Traduzido e adaptado por Mateus Lynniker de Science News
Um frasco de perfume surpreendentemente bem preservado oferece uma rara janela olfativa para a Roma antiga – e deixa entrar um cheiro familiar.
Análises químicas do conteúdo de uma garrafa de 2.000 anos revelam que um de seus ingredientes era o patchouli, relatam os pesquisadores em 23 de maio na Heritage . O aroma terroso é um elemento básico nos perfumes modernos, mas seu uso pelos romanos era desconhecido até agora
A essência, em um frasco de quartzo datado do primeiro século, foi encontrada em 2019 em um túmulo romano na cidade de Carmona, no sul da Espanha, outrora um importante assentamento romano. Os pesquisadores desenterraram uma caixa de chumbo em forma de ovo que continha uma urna de vidro. Dentro da urna encontraram o frasco e os restos cremados de uma mulher de cerca de 40 anos, disse o químico José Rafael Ruiz Arrebola, da Universidade de Córdoba, na Espanha. A cremação era uma forma comum de enterro na época, e os romanos que podiam pagar forneciam seus túmulos com itens para acompanhar o falecido na vida após a morte.
A garrafa de quartzo era por si só um objeto de luxo na época romana. O quartzo é extremamente duro, tornando-o difícil de moldar.

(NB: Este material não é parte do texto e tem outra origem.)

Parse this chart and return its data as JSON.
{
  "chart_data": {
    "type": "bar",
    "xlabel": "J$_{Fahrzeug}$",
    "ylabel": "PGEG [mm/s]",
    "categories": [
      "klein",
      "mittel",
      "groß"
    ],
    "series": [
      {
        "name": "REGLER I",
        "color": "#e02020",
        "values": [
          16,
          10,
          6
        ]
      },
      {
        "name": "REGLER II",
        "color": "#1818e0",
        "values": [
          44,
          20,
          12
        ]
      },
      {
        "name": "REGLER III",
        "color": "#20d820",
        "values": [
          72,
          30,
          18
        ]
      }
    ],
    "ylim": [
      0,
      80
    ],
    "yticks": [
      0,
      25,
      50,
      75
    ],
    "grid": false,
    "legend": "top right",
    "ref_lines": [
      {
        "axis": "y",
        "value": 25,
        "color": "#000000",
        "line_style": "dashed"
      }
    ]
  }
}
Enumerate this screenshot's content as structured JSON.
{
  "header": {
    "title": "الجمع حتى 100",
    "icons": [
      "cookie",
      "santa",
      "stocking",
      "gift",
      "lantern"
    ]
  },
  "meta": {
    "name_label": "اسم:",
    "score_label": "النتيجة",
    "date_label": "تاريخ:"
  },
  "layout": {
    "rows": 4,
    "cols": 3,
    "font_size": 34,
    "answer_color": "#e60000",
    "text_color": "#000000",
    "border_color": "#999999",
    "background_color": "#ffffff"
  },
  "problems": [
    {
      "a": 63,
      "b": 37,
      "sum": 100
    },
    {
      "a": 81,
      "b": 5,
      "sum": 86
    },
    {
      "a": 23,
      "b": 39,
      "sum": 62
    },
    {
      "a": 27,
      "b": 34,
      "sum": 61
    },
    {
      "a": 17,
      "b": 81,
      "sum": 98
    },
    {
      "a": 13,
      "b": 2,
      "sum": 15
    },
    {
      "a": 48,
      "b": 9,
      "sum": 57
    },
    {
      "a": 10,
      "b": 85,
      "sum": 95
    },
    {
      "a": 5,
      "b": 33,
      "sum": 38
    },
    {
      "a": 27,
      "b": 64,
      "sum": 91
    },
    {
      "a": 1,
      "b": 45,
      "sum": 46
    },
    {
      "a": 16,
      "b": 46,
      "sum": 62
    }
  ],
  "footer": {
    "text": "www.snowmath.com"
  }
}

O tamanho minúsculo e os detalhes requintados do objeto já o tornavam um achado raro em um cemitério. Ainda mais incomum é que foi encontrado hermeticamente fechado com um topo de dolomita coberto por uma substância escura semelhante a alcatrão que a análise química revelou ser betume. Dentro da jarra, havia uma massa sólida – o conteúdo original preservado da garrafa.
Antigas receitas de perfume escritas, embora vagas e incompletas, revelaram anteriormente que os romanos misturavam extratos perfumados com óleos vegetais, como o azeite, como conservantes. E em estudos anteriores, os pesquisadores detectaram indícios de extratos florais em frascos usados para guardar cosméticos – conhecidos como unguentários. Mas esta é a primeira vez que a fonte de um aroma é identificada.
Análises laboratoriais revelaram que o frasco continha patchouli e óleo vegetal. Patchouli é derivado de uma planta tropical no sudeste da Ásia chamada Pogostemon cablin . Provavelmente chegou a Roma por meio de redes comerciais.
Submeter o conteúdo do frasco à cromatografia gasosa juntamente com a espectrometria de massa identificou várias substâncias típicas do óleo essencial de patchouli – o mais importante é o patchoulenol, ou álcool de patchouli. Para descartar o óleo de nardo, que tem muitos componentes em comum com o óleo de patchouli, mas em proporções diferentes, os pesquisadores compararam os resultados com amostras modernas de óleo de patchouli.
O selo de betume foi fundamental para preservar a assinatura química do patchouli. O selo não apenas manteve a fragrância dentro do frasco, mas também prendeu as moléculas do perfume por meio de um processo chamado adsorção.
A extraordinária preservação do local do enterro também desempenhou um papel importante. “Estar num local fechado e na escuridão total é o que permitiu [ao perfume] chegar aos nossos dias”, diz Ruiz Arrebola. “Se a tumba tivesse desabado e deixado a luz entrar, ela não teria sobrevivido porque a luz é o pior inimigo desse tipo de produto químico.”
A descoberta se encaixa em uma tendência crescente de reunir uma imagem multidimensional da vida antiga, incluindo seus sons e cheiros ( SN: 5/4/22 ). “Existem grupos de pesquisa e empresas tentando recriar perfumes antigos”, diz Ruiz Arrebola. “Isso lhes dará uma pista muito importante.”
Mas a descoberta não significa que todo o Império Romano cheirava a patchouli. “Na época, os perfumes eram reservados para a alta sociedade”, diz Ruiz Arrebola. Que o perfume foi feito de uma essência exótica provavelmente importada de outro lugar e engarrafada em um frasco caro aponta para um proprietário rico, diz ele.
Ao mesmo tempo, não está claro se este perfume era para ser usado na vida cotidiana ou se tinha um significado espiritual ou funerário. A presença da garrafa fechada dentro de uma urna funerária sugere um gesto íntimo, não destinado a exibição pública.
“De nada serve o luxo se não puder ser exibido perante a sociedade”, diz o historiador Jordi Pérez González, da Universidade de Girona, na Espanha, que não participou do estudo. “Portanto, o patchouli pode ter sido ligado ao mundo funerário e não à vida cotidiana.”